Yesterday was one of those days in Australian legal history which should be marked on the calendar. Hopefully the day that Stephen Keim acknowledged that he leaked the record of interview of his client Mohammed Haneef to The Australian is remembered as the day when at last Australia’s justice system began to slowly creep into the 21st century and reform its contempt of court laws.

And for the record I am happy to acknowledge that I got it wrong yesterday in not believing that the AFP got it right in suggesting that the leak had not come from them, but from the defence.

Mind you, given the amount of material the AFP has provided to various newspapers in the past – including The Australian – it was a reasonable assumption. Just read, for example, The Australian on 5 May this year where Cameron Stewart and Richard Kerbaj report in great detail on the alleged activities of Tamil Tiger activists – three of whom have now been charged with providing assistance to a terrorist organisation. The report, headed “Tigers perfect money-moving skills” appears to have been written with the co-operation of the AFP, who were wrapping up a long-running investigation into the matter.

And for AFP Commissioner Mick Keelty and Attorney-General Philip Ruddock to stamp their feet in a collective display of high dudgeon yesterday about Mr Keim’s actions is simply laughable. Are Mr Keelty and Mr Ruddock also now going to investigate every leak by their own officers in terrorism cases?
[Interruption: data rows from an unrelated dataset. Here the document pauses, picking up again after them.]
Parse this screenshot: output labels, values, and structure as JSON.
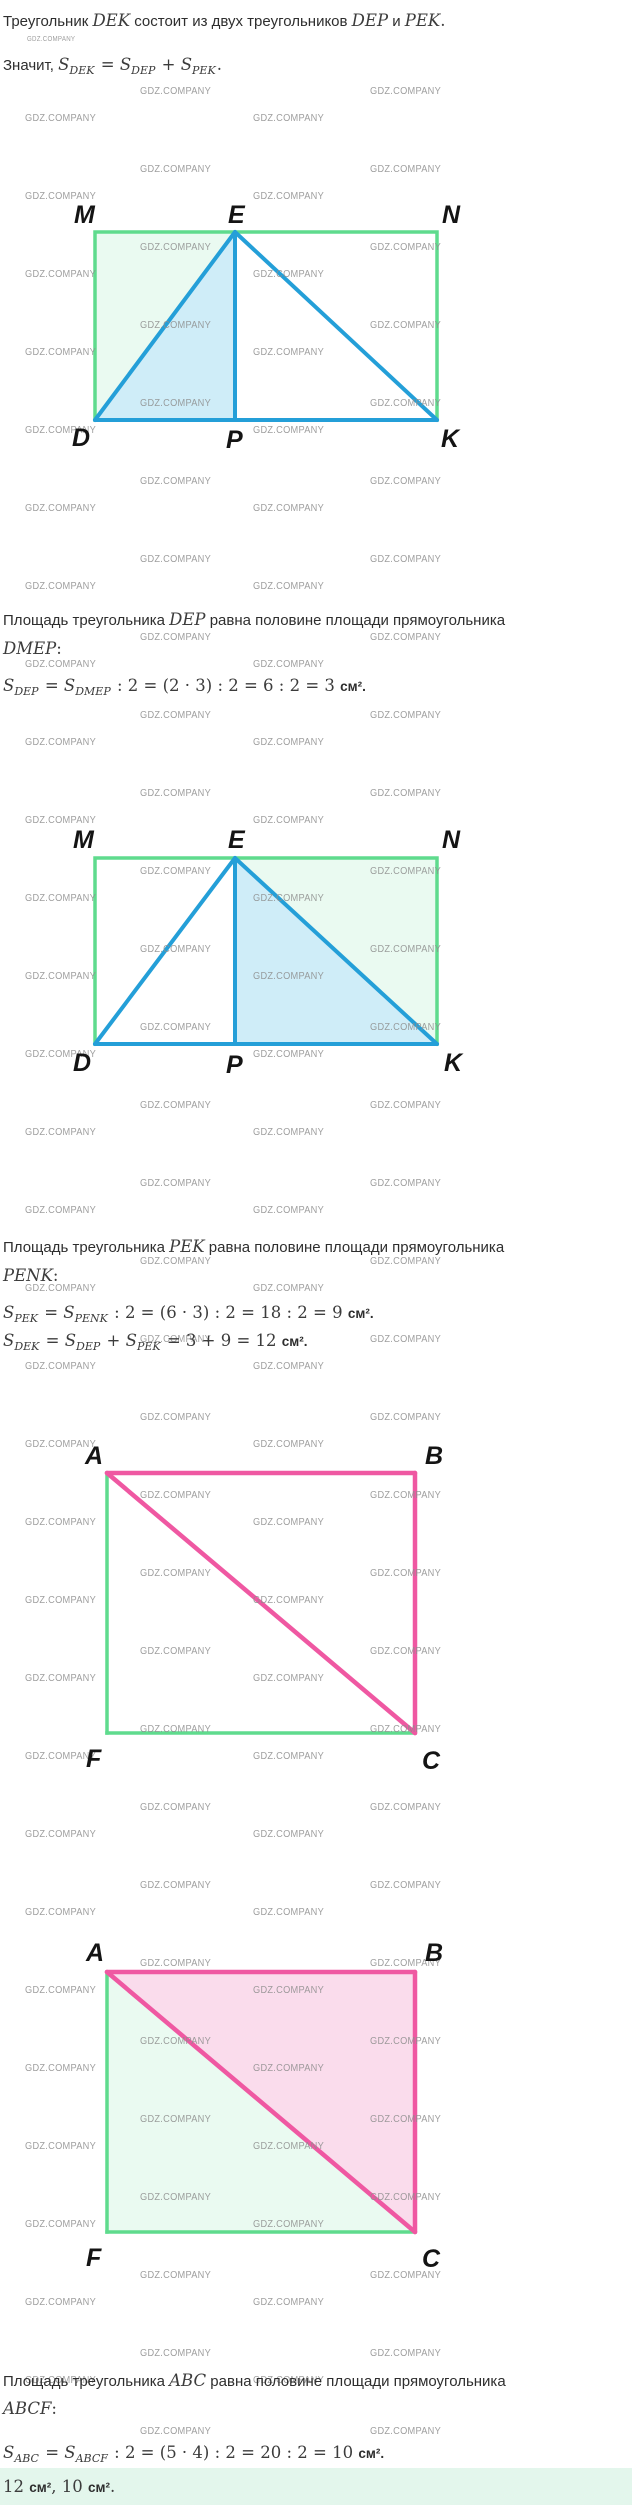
{
  "watermark": "GDZ.COMPANY",
  "colors": {
    "green_border": "#5fdb8d",
    "green_fill": "#eafaf1",
    "blue_line": "#249fd8",
    "blue_fill": "#cfedf8",
    "pink_line": "#ef58a2",
    "pink_fill": "#fadcec",
    "answer_bg": "#e3f6ec"
  },
  "paragraphs": {
    "intro1": [
      {
        "k": "t",
        "v": "Треугольник "
      },
      {
        "k": "i",
        "v": "DEK"
      },
      {
        "k": "t",
        "v": " состоит из двух треугольников "
      },
      {
        "k": "i",
        "v": "DEP"
      },
      {
        "k": "t",
        "v": " и "
      },
      {
        "k": "i",
        "v": "PEK"
      },
      {
        "k": "m",
        "v": "."
      }
    ],
    "intro2": [
      {
        "k": "t",
        "v": "Значит, "
      },
      {
        "k": "i",
        "v": "S"
      },
      {
        "k": "s",
        "v": "DEK"
      },
      {
        "k": "m",
        "v": " = "
      },
      {
        "k": "i",
        "v": "S"
      },
      {
        "k": "s",
        "v": "DEP"
      },
      {
        "k": "m",
        "v": " + "
      },
      {
        "k": "i",
        "v": "S"
      },
      {
        "k": "s",
        "v": "PEK"
      },
      {
        "k": "m",
        "v": "."
      }
    ],
    "dep_line1": [
      {
        "k": "t",
        "v": "Площадь треугольника "
      },
      {
        "k": "i",
        "v": "DEP"
      },
      {
        "k": "t",
        "v": " равна половине площади прямоугольника"
      }
    ],
    "dep_line2": [
      {
        "k": "i",
        "v": "DMEP"
      },
      {
        "k": "m",
        "v": ":"
      }
    ],
    "dep_formula": [
      {
        "k": "i",
        "v": "S"
      },
      {
        "k": "s",
        "v": "DEP"
      },
      {
        "k": "m",
        "v": " = "
      },
      {
        "k": "i",
        "v": "S"
      },
      {
        "k": "s",
        "v": "DMEP"
      },
      {
        "k": "m",
        "v": " : 2 = (2 · 3) : 2 = 6 : 2 = 3 "
      },
      {
        "k": "u",
        "v": "см²."
      }
    ],
    "pek_line1": [
      {
        "k": "t",
        "v": "Площадь треугольника "
      },
      {
        "k": "i",
        "v": "PEK"
      },
      {
        "k": "t",
        "v": " равна половине площади прямоугольника"
      }
    ],
    "pek_line2": [
      {
        "k": "i",
        "v": "PENK"
      },
      {
        "k": "m",
        "v": ":"
      }
    ],
    "pek_formula1": [
      {
        "k": "i",
        "v": "S"
      },
      {
        "k": "s",
        "v": "PEK"
      },
      {
        "k": "m",
        "v": " = "
      },
      {
        "k": "i",
        "v": "S"
      },
      {
        "k": "s",
        "v": "PENK"
      },
      {
        "k": "m",
        "v": " : 2 = (6 · 3) : 2 = 18 : 2 = 9 "
      },
      {
        "k": "u",
        "v": "см²."
      }
    ],
    "pek_formula2": [
      {
        "k": "i",
        "v": "S"
      },
      {
        "k": "s",
        "v": "DEK"
      },
      {
        "k": "m",
        "v": " = "
      },
      {
        "k": "i",
        "v": "S"
      },
      {
        "k": "s",
        "v": "DEP"
      },
      {
        "k": "m",
        "v": " + "
      },
      {
        "k": "i",
        "v": "S"
      },
      {
        "k": "s",
        "v": "PEK"
      },
      {
        "k": "m",
        "v": " = 3 + 9 = 12 "
      },
      {
        "k": "u",
        "v": "см²."
      }
    ],
    "abc_line1": [
      {
        "k": "t",
        "v": "Площадь треугольника "
      },
      {
        "k": "i",
        "v": "ABC"
      },
      {
        "k": "t",
        "v": " равна половине площади прямоугольника"
      }
    ],
    "abc_line2": [
      {
        "k": "i",
        "v": "ABCF"
      },
      {
        "k": "m",
        "v": ":"
      }
    ],
    "abc_formula": [
      {
        "k": "i",
        "v": "S"
      },
      {
        "k": "s",
        "v": "ABC"
      },
      {
        "k": "m",
        "v": " = "
      },
      {
        "k": "i",
        "v": "S"
      },
      {
        "k": "s",
        "v": "ABCF"
      },
      {
        "k": "m",
        "v": " : 2 = (5 · 4) : 2 = 20 : 2 = 10 "
      },
      {
        "k": "u",
        "v": "см²."
      }
    ],
    "answer": [
      {
        "k": "m",
        "v": "12 "
      },
      {
        "k": "u",
        "v": "см²"
      },
      {
        "k": "m",
        "v": ", 10 "
      },
      {
        "k": "u",
        "v": "см²"
      },
      {
        "k": "m",
        "v": "."
      }
    ]
  },
  "figures": {
    "diagram1": {
      "vertices": {
        "M": "M",
        "E": "E",
        "N": "N",
        "D": "D",
        "P": "P",
        "K": "K"
      }
    },
    "diagram2": {
      "vertices": {
        "M": "M",
        "E": "E",
        "N": "N",
        "D": "D",
        "P": "P",
        "K": "K"
      }
    },
    "diagram3": {
      "vertices": {
        "A": "A",
        "B": "B",
        "F": "F",
        "C": "C"
      }
    },
    "diagram4": {
      "vertices": {
        "A": "A",
        "B": "B",
        "F": "F",
        "C": "C"
      }
    }
  }
}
If so, the courts will be clogged up with contempt of court charges for years to come. But don’t worry, they have no intention of doing that — they are simply seeking to unfairly scapegoat Mr Keim.

Instead, what Mr Ruddock and State and Territory As-G should do now is begin to reform the laws of contempt and the way the courts deal with the media. The reality is that what Mr Keim did in leaking to The Australian is no exceptional case. Every day of the week journalists are talking to lawyers, police officers and government officials. Cases are being fought out in the media as much as they are in the courtroom.

The contempt laws were formulated in an era when it was easy to influence a jury. In an era when small town newspapers could ruin a person’s reputation and taint a potential jury with a juicy article or two about the accused. But those days are long gone. Juries are smarter than that today. They can read newspapers, watch TV, listen to the radio and trawl the internet every day and be exposed to information about accused persons, types of crimes and police investigations. But they also, generally speaking, have a fair idea of how to judge evidence in a professional manner and take seriously their role as jurors.

Finally, a word about the record of interview which The Australian has published. It’s tortuous reading but as Hedley Thomas, the Australian journalist who got the record of interview from Mr Keim, observed:

This leak is damaging to the official line about Dr Haneef. This is probably why Keelty, Prime Minister John Howard and Attorney-General Philip Ruddock are angrily and loudly squawking about it.